Avec l’augmentation du nombre de survivants du cancer, il est essentiel de s’assurer que les traitements ne provoquent pas d’effets secondaires persistants, en particulier sur le cœur, selon le Dr Nicolas Palaskas, cardiologue dans un Centre d’oncologie.

En France, selon la DREES (Direction de la Recherche, des Études, de l’Évaluation et des Statistiques), le cancer est la première cause de décès. Les problèmes cardiaques sont la deuxième cause.

Aux États-Unis, les problèmes cardiaques sont la principale cause de décès chez les Américains chaque année. Le cancer est la deuxième cause.

« Par conséquent, si on parvient à guérir le cancer d’une personne, on ne veut certainement pas la laisser avec des problèmes cardiovasculaires », a-t-il écrit.

Selon le Dr Palaskas, les lésions cardiaques dues au traitement du cancer sont relativement rares.

« Il faut garder à l’esprit que les lésions cardiaques liées au traitement du cancer sont encore assez rares. En fait, seulement 5 % de mes patients en cardiologie ont des problèmes cardiaques liés au traitement du cancer ». Plus précisément, environ 2 % des patientes atteintes d’un cancer du sein et jusqu’à 5 % des patientes atteintes d’un lymphome ou d’un sarcome souffrent d’effets secondaires liés à la doxorubicine.

Le Dr Goodyear insiste sur le besoin critique d’un dépistage individualisé avant de commencer un traitement à la doxorubicine. Il souligne l’importance d’un échocardiogramme et d’évaluations cardiaques approfondies, en particulier dans le contexte des lésions myocardiques potentielles liées aux vaccinations Covid-19. Il insiste également sur la surveillance de l’exposition totale à la doxorubicine tout au long de la vie, notant que la Food and Drug Administration américaine conseille de maintenir la dose cumulée entre 450 et 50 mg/m2 de surface corporelle afin de minimiser les risques.

Les patients doivent être attentifs aux symptômes d’insuffisance cardiaque ou de blocage, notamment les douleurs thoraciques, l’essoufflement, le gonflement des jambes et le besoin de dormir en biais. Une prise en charge médicale immédiate peut permettre des interventions opportunes.

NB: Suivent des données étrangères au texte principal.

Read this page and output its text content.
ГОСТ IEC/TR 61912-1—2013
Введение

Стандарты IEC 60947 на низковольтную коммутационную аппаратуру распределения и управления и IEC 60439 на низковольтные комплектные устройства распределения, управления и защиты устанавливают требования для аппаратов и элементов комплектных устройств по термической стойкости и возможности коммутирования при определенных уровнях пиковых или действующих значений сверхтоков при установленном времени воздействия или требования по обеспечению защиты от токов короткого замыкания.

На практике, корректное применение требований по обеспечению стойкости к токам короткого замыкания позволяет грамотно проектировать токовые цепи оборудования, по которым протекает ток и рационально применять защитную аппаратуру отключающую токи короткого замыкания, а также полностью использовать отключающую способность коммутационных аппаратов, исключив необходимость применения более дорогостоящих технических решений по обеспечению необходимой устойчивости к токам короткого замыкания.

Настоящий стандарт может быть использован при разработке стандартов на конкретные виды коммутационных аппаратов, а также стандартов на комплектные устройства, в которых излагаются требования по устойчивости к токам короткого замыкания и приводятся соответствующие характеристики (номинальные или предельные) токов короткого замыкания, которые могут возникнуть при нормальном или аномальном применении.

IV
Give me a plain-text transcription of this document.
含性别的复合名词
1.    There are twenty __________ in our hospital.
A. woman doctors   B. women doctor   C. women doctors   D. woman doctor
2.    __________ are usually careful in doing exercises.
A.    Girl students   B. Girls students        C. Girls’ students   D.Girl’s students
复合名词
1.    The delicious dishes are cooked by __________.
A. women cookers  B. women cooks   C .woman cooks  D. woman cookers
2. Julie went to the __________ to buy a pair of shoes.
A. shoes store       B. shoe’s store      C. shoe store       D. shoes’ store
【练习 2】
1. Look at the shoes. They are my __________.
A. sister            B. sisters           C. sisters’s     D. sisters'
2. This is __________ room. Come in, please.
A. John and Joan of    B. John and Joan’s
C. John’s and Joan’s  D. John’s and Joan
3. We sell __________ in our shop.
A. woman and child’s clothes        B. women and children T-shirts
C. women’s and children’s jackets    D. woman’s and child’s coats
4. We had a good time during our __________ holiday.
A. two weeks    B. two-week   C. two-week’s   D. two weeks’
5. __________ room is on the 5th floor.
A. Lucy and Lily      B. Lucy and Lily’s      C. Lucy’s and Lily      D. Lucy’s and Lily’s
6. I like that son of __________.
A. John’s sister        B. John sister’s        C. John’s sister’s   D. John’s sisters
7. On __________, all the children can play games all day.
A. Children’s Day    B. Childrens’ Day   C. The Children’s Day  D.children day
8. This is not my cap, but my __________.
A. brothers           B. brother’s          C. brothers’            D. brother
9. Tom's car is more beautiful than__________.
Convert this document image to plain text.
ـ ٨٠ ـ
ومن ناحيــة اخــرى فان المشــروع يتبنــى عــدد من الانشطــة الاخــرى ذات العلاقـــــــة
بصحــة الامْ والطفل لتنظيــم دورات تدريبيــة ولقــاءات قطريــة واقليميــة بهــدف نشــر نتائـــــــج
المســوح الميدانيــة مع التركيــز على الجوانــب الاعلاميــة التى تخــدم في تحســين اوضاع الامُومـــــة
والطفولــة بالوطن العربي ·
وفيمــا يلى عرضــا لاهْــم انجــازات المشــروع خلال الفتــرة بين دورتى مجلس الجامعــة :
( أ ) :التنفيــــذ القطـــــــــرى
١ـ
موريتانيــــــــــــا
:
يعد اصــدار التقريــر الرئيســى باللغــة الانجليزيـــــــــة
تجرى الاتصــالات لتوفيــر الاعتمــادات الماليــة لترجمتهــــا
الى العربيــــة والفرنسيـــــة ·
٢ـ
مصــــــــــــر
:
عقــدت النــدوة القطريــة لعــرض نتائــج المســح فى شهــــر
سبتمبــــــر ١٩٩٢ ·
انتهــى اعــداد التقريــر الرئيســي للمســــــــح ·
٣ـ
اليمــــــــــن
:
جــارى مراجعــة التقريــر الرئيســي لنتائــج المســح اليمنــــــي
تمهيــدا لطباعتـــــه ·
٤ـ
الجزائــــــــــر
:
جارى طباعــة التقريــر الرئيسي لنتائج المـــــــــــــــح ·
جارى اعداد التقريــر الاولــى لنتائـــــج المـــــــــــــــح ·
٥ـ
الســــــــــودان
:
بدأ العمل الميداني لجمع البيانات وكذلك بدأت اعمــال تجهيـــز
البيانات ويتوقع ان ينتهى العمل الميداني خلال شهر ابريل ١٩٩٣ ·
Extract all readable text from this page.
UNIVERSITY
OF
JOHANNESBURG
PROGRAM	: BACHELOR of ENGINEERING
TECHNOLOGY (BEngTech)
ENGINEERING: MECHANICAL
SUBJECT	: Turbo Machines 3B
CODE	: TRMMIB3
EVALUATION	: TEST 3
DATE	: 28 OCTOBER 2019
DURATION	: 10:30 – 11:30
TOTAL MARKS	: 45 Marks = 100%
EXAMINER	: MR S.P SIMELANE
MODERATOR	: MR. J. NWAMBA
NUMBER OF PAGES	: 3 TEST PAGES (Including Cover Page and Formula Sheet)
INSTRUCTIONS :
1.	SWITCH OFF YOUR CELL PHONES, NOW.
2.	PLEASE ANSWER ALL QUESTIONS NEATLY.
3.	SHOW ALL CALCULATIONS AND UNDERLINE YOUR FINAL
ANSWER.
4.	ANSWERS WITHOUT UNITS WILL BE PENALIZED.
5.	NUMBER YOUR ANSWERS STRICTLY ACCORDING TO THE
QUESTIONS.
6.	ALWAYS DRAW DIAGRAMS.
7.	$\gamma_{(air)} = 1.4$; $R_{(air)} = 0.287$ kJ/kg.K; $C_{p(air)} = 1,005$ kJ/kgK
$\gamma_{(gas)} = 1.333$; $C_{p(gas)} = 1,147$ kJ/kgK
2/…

Pour minimiser les risques de lésions cardiaques, le Dr Palaskas recommande ce qui suit :

• Être actif : pratiquer 150 mn d’activité physique modérée ou 75 mn d’activité physique intense par semaine.

• Maintenir un poids sain : perdre 5 à 10 % de son poids corporel en cas de surcharge pondérale présente des avantages considérables pour la santé.

• Suivre un régime alimentaire sain : adopter un régime de type méditerranéen ou un régime à base de plantes, limité en sucre.

En suivant ces recommandations, les patients peuvent protéger leur santé cardiaque et améliorer leur état général pendant et après le traitement du cancer.